The tentative conclusion I'm coming to is that there is no fundamental difference, rather merely a difference in emphasis and perhaps depth.

I asked my Rinzai teacher about this, any although he didn't answer my question directly (he had no direct experience of mindfulness based approaches) he spoke of Buddhism and therapy not as the same thing but not just by making a value distinction between them either. Drawing on his experience as a psychotherapist, he spoke about them as equally valid and complimentary.

There is an overlap between therapy and Zen, although they are not quite the same. I see Zen as allowing peple to open up their heart and mind and that spaciousness can uncover various complexes and neuroses, although it doesn't address them directly. Psychotherapy or CBT focusses on those specific problems without giving the wider spaciousness that Zen allows. And although that Zen spaciousness doesn't address the problems directly, it can give room for the issues to untangle.
- Genjo Marinello (paraphrased)

To my mind, the place that mindfulness therapy would fit here is in the middle - primarily creating spaciousness but also enhancing understanding and focussed awareness for the specific problems of chronic depression, anxiety, and stress.

Saturday, March 14, 2009

Scales of the dragon

When doing zazen
Sit for 6 years
Like the Buddha
Even when you only sit for 10 minutes

Sitting without beginning or end
Only fathomless depth.
A thought arises in eternity:
'I hope we finish soon -
I need to go to the toilet'

As we sit
100 people walk past the door
Talking loudly
Slamming doors.
Scales of the dragon!

Friday, January 02, 2009

Latest Zen News article

Zen News is the newsletter for the UK branch of the International Zen Association. I've was asked to write a third article for it - about the autumn Sesshin that took place in Norfolk in November. This is it:

Autumn Sesshin 2008 – What is true practice

The autumn sesshin at Sheringham was marked by dramatic weather outside and quietness in the dojo.

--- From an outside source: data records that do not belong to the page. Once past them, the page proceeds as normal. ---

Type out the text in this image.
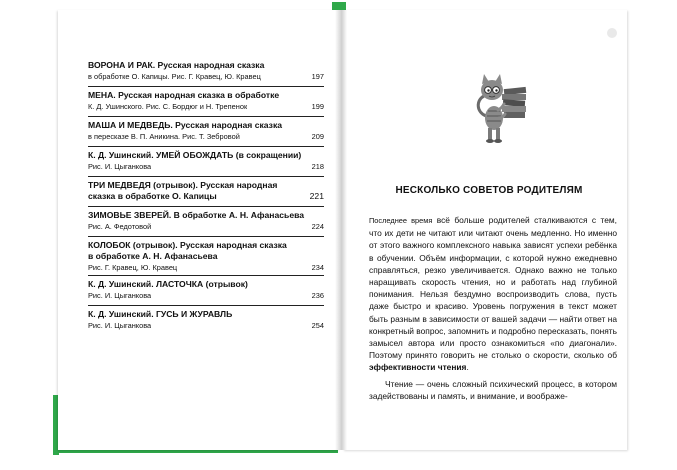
ВОРОНА И РАК. Русская народная сказка
в обработке О. Капицы. Рис. Г. Кравец, Ю. Кравец	197
МЕНА. Русская народная сказка в обработке
К. Д. Ушинского. Рис. С. Бордюг и Н. Трепенок	199
МАША И МЕДВЕДЬ. Русская народная сказка
в пересказе В. П. Аникина. Рис. Т. Зебровой	209
К. Д. Ушинский. УМЕЙ ОБОЖДАТЬ (в сокращении)
Рис. И. Цыганкова	218
ТРИ МЕДВЕДЯ (отрывок). Русская народная
сказка в обработке О. Капицы	221
ЗИМОВЬЕ ЗВЕРЕЙ. В обработке А. Н. Афанасьева
Рис. А. Федотовой	224
КОЛОБОК (отрывок). Русская народная сказка
в обработке А. Н. Афанасьева
Рис. Г. Кравец, Ю. Кравец	234
К. Д. Ушинский. ЛАСТОЧКА (отрывок)
Рис. И. Цыганкова	236
К. Д. Ушинский. ГУСЬ И ЖУРАВЛЬ
Рис. И. Цыганкова	254
НЕСКОЛЬКО СОВЕТОВ РОДИТЕЛЯМ

Последнее время всё больше родителей сталкиваются с тем, что их дети не читают или читают очень медленно. Но именно от этого важного комплексного навыка зависят успехи ребёнка в обучении. Объём информации, с которой нужно ежедневно справляться, резко увеличивается. Однако важно не только наращивать скорость чтения, но и работать над глубиной понимания. Нельзя бездумно воспроизводить слова, пусть даже быстро и красиво. Уровень погружения в текст может быть разным в зависимости от вашей задачи — найти ответ на конкретный вопрос, запомнить и подробно пересказать, понять замысел автора или просто ознакомиться «по диагонали». Поэтому принято говорить не столько о скорости, сколько об эффективности чтения.

Чтение — очень сложный психический процесс, в котором задействованы и память, и внимание, и воображе-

It was pitch black and the wind was howling as it buffeted the Norfolk coast when I arrived, quite late, at the youth hostel. As always, the welcome was warm. I had just stepped through the door when the metal sounded for dinner.

When we got up the next morning for zazen, it was still completely dark and the wind was still pounding on the walls. As we sat, it gently rained and the sky gradually brightened.
The roaring wind outside
A cool breeze blows through the dojo
The dojo was mostly silent. There were no kusen until the final day and, although there were many people on their first sesshin, zazen was very quiet. It was especially quiet for me as I had been having problems with my ears and I couldn’t hear properly. In the environment of a sesshin, where sound plays a very important role, this can be a problem. At one point, I missed the beginning of zazen because I couldn’t hear the wood.

In the first mondo, Jean-Pierre was asking us to consider ‘what is true practice?’. We shouldn’t see our life circumstances as an obstacle to our practice. True practice, he said, was accessing mind that moves freely.
The Godo asks us
What is true practice?
A bright moth flutters over our heads
On Saturday morning it snowed; and then rained; and then hailed. Then, while we were doing zazen, it brightened up a little. By this stage I was almost completely deaf. It made conversation a little difficult. Luckily I could still hear well enough to help Jeremy type up the mondo.
In the morning, snow
Rain, hail, blue sky
Brightness reflecting on bald heads
On Sunday morning the snow started to fall once more – not intermittently as before, but steadily and heavily, leaving a white blanket on the ground for us to cross on our journeys home.